Your unique combination of these risk factors will dictate how likely you are to experience periodontal disease. If you have one or more of these risk factors, talk to your dentist about creating a custom oral health plan that takes these factors into account. Many patients can avoid periodontal disease (or at least keep it under control) by seeing their dentist more frequently, and by working to find methods to alleviate their risk.
7 Risk Factors for Periodontal Disease
Data from the Centers for Disease Control and Prevention indicates that over 70% of Americans 65 and older have periodontitis. Many factors may play a role in this — as you age, your gums naturally recede; you’re more likely to experience dry mouth, which means you don’t have the needed saliva production to neutralize bacteria and protect your teeth; you may experience bone loss, including around your teeth; and it may become difficult for you to brush and floss your teeth effectively do to limited mobility and/or dexterity.
2. Smoking/Tobacco Use
If you are a smoker, you know that tobacco use causes health complications (it says so on the box). I won’t harp on all the details because I assume you already know. But as your dentist, I want you to know that smoking is one of the highest risk factors for periodontal disease. Coming in for a cleaning/exam twice a year will not be enough to protect you from periodontal disease. If you are going to spend the money on smoking, I highly recommend choosing to invest just a little bit more in keeping your mouth in good shape.

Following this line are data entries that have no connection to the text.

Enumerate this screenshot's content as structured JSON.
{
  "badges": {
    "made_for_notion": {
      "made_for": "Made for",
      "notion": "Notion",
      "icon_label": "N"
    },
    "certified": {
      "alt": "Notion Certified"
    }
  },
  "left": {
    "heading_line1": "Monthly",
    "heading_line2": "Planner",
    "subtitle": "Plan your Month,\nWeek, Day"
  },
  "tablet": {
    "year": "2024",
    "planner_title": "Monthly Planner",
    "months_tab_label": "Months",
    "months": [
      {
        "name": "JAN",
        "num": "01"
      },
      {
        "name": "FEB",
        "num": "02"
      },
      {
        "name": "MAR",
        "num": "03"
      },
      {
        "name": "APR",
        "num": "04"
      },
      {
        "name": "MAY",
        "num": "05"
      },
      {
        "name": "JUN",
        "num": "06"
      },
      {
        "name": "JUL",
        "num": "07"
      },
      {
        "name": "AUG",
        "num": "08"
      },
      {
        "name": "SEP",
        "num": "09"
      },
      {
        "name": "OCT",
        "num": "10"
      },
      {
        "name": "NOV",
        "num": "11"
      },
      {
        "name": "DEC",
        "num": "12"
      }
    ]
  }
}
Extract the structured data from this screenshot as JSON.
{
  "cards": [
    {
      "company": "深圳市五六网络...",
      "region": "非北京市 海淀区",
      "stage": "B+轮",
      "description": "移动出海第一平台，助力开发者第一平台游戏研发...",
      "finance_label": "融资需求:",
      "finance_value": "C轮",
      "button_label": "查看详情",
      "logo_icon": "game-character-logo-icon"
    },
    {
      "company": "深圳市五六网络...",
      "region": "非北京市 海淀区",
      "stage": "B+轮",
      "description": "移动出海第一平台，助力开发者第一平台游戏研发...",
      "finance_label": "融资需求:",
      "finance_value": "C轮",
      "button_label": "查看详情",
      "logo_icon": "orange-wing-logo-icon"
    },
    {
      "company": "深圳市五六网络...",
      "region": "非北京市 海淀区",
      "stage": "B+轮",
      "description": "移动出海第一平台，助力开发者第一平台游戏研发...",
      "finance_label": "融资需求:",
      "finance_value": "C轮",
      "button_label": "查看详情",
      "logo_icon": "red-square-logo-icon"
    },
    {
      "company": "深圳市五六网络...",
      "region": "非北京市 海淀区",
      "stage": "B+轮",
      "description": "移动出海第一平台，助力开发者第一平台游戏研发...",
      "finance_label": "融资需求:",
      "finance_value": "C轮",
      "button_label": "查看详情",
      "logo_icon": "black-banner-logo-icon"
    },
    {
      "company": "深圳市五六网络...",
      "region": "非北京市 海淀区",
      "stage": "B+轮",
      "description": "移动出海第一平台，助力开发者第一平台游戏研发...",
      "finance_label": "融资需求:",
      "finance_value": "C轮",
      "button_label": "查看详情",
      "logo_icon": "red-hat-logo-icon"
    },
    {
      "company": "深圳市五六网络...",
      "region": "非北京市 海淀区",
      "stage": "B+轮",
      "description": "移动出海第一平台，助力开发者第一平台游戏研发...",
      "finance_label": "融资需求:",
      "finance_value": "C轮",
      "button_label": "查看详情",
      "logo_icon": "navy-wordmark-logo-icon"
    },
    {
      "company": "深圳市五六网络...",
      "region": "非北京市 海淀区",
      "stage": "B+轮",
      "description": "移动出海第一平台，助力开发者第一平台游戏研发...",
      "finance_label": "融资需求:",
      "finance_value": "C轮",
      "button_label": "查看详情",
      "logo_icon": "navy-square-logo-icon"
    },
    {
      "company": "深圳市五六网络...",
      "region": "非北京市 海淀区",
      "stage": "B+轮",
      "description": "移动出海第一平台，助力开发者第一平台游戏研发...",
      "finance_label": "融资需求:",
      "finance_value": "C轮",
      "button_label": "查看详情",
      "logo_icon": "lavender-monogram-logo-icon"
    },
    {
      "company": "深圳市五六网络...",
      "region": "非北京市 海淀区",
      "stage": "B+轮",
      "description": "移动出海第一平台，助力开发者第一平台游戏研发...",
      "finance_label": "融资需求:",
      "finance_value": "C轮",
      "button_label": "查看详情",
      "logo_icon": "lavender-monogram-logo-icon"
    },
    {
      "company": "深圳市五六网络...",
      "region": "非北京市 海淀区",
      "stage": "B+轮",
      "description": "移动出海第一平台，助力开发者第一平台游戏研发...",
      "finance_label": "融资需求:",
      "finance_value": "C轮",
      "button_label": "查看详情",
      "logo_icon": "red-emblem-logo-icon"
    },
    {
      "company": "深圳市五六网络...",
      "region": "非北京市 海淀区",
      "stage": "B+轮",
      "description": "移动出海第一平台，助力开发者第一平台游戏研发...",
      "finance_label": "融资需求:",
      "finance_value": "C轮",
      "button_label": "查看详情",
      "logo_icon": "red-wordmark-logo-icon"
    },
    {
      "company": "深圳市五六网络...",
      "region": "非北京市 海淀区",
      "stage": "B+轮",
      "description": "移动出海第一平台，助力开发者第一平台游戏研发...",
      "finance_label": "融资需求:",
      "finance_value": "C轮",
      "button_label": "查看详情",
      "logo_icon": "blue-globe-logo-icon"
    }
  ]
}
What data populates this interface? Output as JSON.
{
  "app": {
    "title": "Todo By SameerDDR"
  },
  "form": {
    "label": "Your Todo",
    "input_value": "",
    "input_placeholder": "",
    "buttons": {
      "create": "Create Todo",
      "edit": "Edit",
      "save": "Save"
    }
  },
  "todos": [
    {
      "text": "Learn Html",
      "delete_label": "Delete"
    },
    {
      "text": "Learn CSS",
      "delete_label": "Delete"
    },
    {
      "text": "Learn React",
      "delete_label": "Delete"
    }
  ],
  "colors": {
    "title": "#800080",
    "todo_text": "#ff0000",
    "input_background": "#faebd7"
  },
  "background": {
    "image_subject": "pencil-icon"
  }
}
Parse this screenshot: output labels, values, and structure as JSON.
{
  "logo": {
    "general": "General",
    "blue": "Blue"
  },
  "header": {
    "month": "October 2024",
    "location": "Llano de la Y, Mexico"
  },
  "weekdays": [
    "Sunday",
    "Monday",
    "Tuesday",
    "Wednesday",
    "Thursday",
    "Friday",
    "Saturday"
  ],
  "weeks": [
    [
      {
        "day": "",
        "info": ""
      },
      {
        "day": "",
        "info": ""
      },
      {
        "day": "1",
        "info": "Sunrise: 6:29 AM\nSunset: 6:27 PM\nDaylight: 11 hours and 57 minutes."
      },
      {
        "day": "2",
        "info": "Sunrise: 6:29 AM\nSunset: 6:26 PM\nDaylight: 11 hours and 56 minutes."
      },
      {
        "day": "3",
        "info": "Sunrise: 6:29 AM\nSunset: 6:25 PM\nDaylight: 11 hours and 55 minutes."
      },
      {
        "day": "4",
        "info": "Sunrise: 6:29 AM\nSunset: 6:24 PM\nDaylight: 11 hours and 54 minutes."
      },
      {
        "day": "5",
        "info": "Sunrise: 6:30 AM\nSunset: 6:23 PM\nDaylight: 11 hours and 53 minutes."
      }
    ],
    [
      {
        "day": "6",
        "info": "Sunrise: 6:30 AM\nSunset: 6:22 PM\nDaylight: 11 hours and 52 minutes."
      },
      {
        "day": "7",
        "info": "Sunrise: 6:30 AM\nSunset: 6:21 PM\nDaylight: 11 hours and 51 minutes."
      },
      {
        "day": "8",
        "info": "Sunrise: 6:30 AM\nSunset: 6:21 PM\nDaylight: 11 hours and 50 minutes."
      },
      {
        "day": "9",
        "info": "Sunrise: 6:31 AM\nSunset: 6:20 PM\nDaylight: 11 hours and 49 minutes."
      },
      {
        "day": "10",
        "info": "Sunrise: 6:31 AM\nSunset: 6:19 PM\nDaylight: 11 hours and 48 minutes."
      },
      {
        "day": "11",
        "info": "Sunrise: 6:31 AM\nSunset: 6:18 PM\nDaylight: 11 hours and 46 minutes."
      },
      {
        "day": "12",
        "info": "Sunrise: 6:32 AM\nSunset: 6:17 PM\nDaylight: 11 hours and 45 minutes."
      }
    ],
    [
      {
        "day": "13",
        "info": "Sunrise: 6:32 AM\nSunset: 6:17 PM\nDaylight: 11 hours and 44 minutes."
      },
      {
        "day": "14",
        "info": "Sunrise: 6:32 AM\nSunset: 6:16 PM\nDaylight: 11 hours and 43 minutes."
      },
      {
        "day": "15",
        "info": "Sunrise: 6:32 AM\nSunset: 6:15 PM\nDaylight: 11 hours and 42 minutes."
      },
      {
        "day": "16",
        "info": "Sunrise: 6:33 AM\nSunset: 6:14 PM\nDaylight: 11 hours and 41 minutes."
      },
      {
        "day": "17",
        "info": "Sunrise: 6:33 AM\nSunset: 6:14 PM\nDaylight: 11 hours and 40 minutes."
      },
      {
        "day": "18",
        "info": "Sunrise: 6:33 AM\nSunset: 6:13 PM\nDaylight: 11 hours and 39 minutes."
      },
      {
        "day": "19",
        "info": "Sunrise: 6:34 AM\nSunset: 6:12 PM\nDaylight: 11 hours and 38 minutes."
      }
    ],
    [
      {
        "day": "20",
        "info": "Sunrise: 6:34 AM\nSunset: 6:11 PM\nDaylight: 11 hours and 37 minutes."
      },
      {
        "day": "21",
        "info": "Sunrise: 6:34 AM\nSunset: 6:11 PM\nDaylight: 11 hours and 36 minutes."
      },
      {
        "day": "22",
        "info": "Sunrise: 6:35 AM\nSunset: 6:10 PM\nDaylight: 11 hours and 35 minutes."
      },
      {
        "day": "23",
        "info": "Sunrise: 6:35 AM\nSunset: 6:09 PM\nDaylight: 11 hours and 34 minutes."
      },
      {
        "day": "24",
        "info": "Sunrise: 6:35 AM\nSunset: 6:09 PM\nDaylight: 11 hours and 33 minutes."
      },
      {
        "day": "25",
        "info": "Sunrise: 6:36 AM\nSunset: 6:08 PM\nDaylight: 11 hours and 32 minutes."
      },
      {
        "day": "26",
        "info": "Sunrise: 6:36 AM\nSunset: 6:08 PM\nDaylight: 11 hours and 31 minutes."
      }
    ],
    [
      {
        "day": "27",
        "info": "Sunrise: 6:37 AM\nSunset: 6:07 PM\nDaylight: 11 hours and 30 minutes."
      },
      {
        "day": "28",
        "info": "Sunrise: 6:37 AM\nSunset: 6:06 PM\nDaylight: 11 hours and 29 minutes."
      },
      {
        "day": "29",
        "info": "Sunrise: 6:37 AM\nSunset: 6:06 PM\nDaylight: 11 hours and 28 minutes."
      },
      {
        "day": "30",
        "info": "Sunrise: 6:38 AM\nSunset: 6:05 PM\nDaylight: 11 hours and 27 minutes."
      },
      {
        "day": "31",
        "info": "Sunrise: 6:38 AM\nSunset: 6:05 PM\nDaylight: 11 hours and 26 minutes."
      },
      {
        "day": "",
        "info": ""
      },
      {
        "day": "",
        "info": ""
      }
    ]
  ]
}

If you know that your family has a history of gum disease, you should share this information with your dentist. I find people are vigilant about other disease screenings if they know it runs in their family, but few people think about their oral genetics. Sometimes, even with the most aggressive oral care habits, these genetically predisposed people may be more likely to develop periodontal disease. (I know because I am one of these people!) Telling your dentist can lead to early intervention treatments that may help you keep your teeth longer.
Ooooh … the S word. The number of diseases linked to stress outnumbers my fingers and toes. You’ve probably already heard that stress increases your risk for hypertension, cancer, heart disease, diabetes, depression, and anxiety, but it is also a risk factor for periodontal disease. The real culprit of oral disease is the bacteria in your mouth, causing infection and inflammation. Stress makes it more difficult for the body to fight off infection, including periodontal disease.
5. Medications + Diseases and Conditions
If you suffer from cardiovascular disease, diabetes, or rheumatoid arthritis, your gums are compromised, and you are at a higher risk of periodontal disease. Drugs that treat these conditions, as well as other drugs like oral contraceptives, anti-depressants, and certain heart medications, can affect your oral health as well. You must regularly update your dentist on your medical conditions and any medications you take. Your dentist can take these into account when creating an oral health plan for you.
6. Clenching or Grinding Your Teeth
Because clenching and grinding your teeth can put excess force on the supporting tissues of the teeth, it can speed up the rate at which these periodontal tissues are destroyed. Grinding also wears away your enamel, which I mentioned earlier is in limited supply. And since clenching and grinding are often stress-induced, I would venture to say you’re affected by that risk factor too.
7. Poor Nutrition and Obesity
A diet low in quality nutrients can compromise the body’s immune system and make it harder for the body to fight off infection. Because periodontal disease begins as an infection, poor nutrition can worsen the condition of your gums. Research has shown that the increased insulin resistance, and inflammation associated with obesity, may increase the risk of periodontal disease.